Under the Tobacco Control Act, any tobacco products introduced to the market after the Feb. 15, 2007, grandfather date must submit a premarket tobacco product application (PMTA) or substantial equivalence (SE) application to the FDA. According to the FDA, changes to an existing product label or quantity renders that product a new tobacco product—effectively requiring a PMTA or SE application, even if said product was already on the market in February 2007.
“The material in a same characteristics significant equivalent report is substantially more limited and less burdensome,” the FDA said. “The findings are fairly straightforward. FDA anticipates that as long as the appropriate information is included, its review time should be much less than significant equivalent review generally.”
The FDA elaborated that the same characteristics significant equivalent applications would go in a separate queue from the SE applications and would rule on the applications “within two review cycles.”
This alternative pathway addresses concerns expressed by major manufacturers about the cumbersome application process. In April 2015, Altria Group Inc., Reynolds American Inc. and Lorillard Inc. sued the FDA. The three companies claimed the new packaging guidance would be too restrictive and sought a permanent injunction.
The lawsuit stated that “the substantial equivalent directive does not explain why FDA believes these new pre-market requirements for label changes are necessary, particularly given that Congress chose to grandfather certain underlying tobacco products in the market when the Tobacco Control Act was enacted.”
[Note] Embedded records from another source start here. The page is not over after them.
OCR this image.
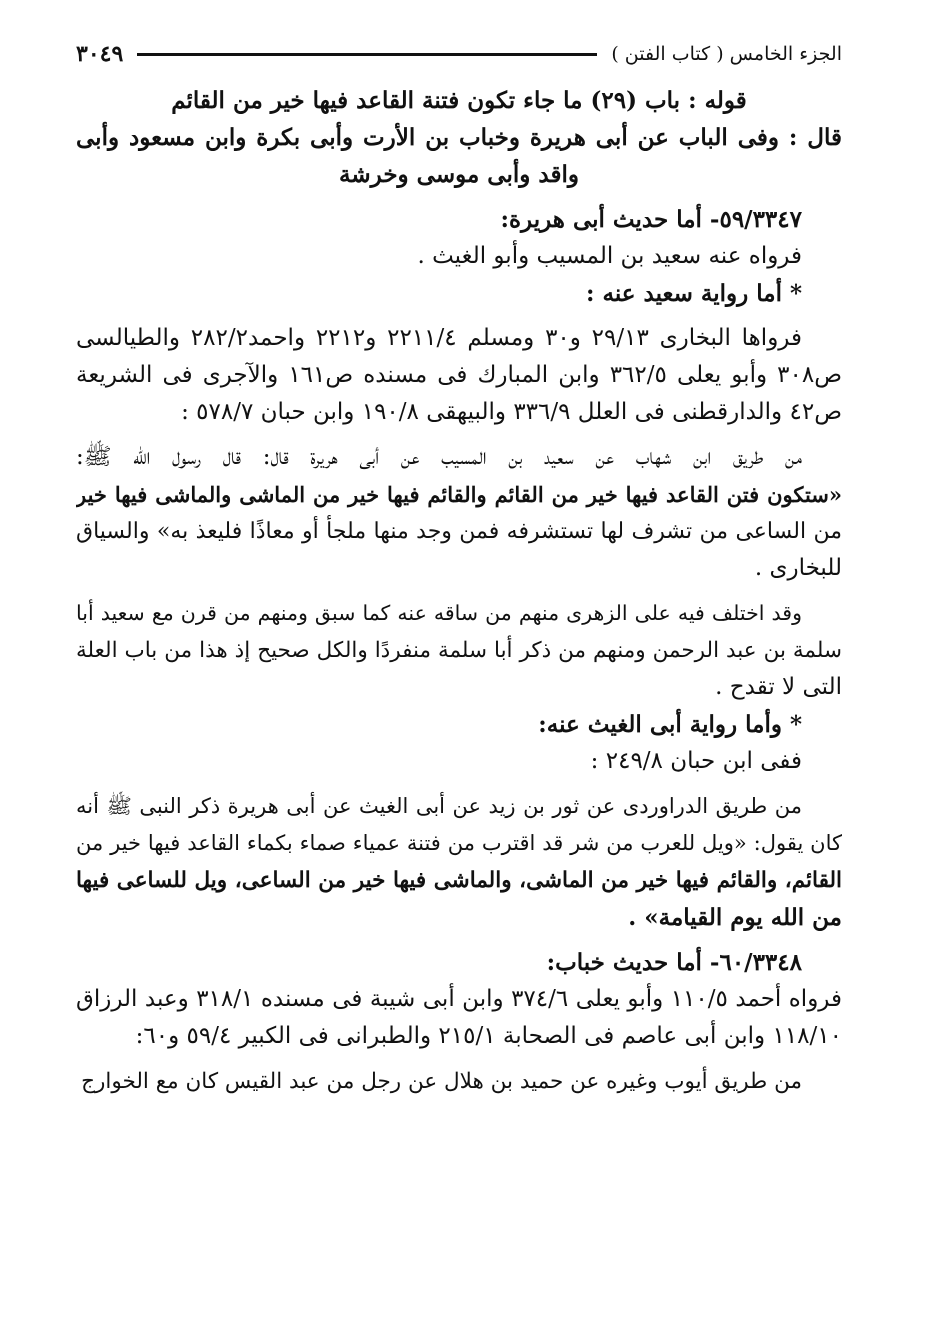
الجزء الخامس ( كتاب الفتن )
٣٠٤٩
قوله : باب (٢٩) ما جاء تكون فتنة القاعد فيها خير من القائم
قال : وفى الباب عن أبى هريرة وخباب بن الأرت وأبى بكرة وابن مسعود وأبى
واقد وأبى موسى وخرشة
٥٩/٣٣٤٧- أما حديث أبى هريرة:
فرواه عنه سعيد بن المسيب وأبو الغيث .
* أما رواية سعيد عنه :
فرواها البخارى ٢٩/١٣ و٣٠ ومسلم ٢٢١١/٤ و٢٢١٢ واحمد٢٨٢/٢ والطيالسى
ص٣٠٨ وأبو يعلى ٣٦٢/٥ وابن المبارك فى مسنده ص١٦١ والآجرى فى الشريعة
ص٤٢ والدارقطنى فى العلل ٣٣٦/٩ والبيهقى ١٩٠/٨ وابن حبان ٥٧٨/٧ :
من طريق ابن شهاب عن سعيد بن المسيب عن أبى هريرة قال: قال رسول الله ﷺ:
«ستكون فتن القاعد فيها خير من القائم والقائم فيها خير من الماشى والماشى فيها خير
من الساعى من تشرف لها تستشرفه فمن وجد منها ملجأ أو معاذًا فليعذ به» والسياق
للبخارى .
وقد اختلف فيه على الزهرى منهم من ساقه عنه كما سبق ومنهم من قرن مع سعيد أبا
سلمة بن عبد الرحمن ومنهم من ذكر أبا سلمة منفردًا والكل صحيح إذ هذا من باب العلة
التى لا تقدح .
* وأما رواية أبى الغيث عنه:
ففى ابن حبان ٢٤٩/٨ :
من طريق الدراوردى عن ثور بن زيد عن أبى الغيث عن أبى هريرة ذكر النبى ﷺ أنه
كان يقول: «ويل للعرب من شر قد اقترب من فتنة عمياء صماء بكماء القاعد فيها خير من
القائم، والقائم فيها خير من الماشى، والماشى فيها خير من الساعى، ويل للساعى فيها
من الله يوم القيامة» .
٦٠/٣٣٤٨- أما حديث خباب:
فرواه أحمد ١١٠/٥ وأبو يعلى ٣٧٤/٦ وابن أبى شيبة فى مسنده ٣١٨/١ وعبد الرزاق
١١٨/١٠ وابن أبى عاصم فى الصحابة ٢١٥/١ والطبرانى فى الكبير ٥٩/٤ و٦٠:
من طريق أيوب وغيره عن حميد بن هلال عن رجل من عبد القيس كان مع الخوارج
“Plaintiffs currently have label changes in various stages of development, from those that are ready to be introduced to those anticipated for release in the coming months.”
The lawsuit was dropped on June 2, shortly after the FDA issued an interim enforcement policy addressing these concerns (though lawsuit was dismissed without prejudice and can be refiled at any time). The latest guidance and alternative pathway represents a follow-up to the interim policy.
Scott Ballin, former chairman of the Coalition on Smoking or Health, told the Winston-Salem Journal that the SE pathway has been “very contentious.”
“As I read the guidance/interim enforcement policy, it seems FDA is trying to work its way through all this and giving industry a little room,” he said. “At least for the time being.”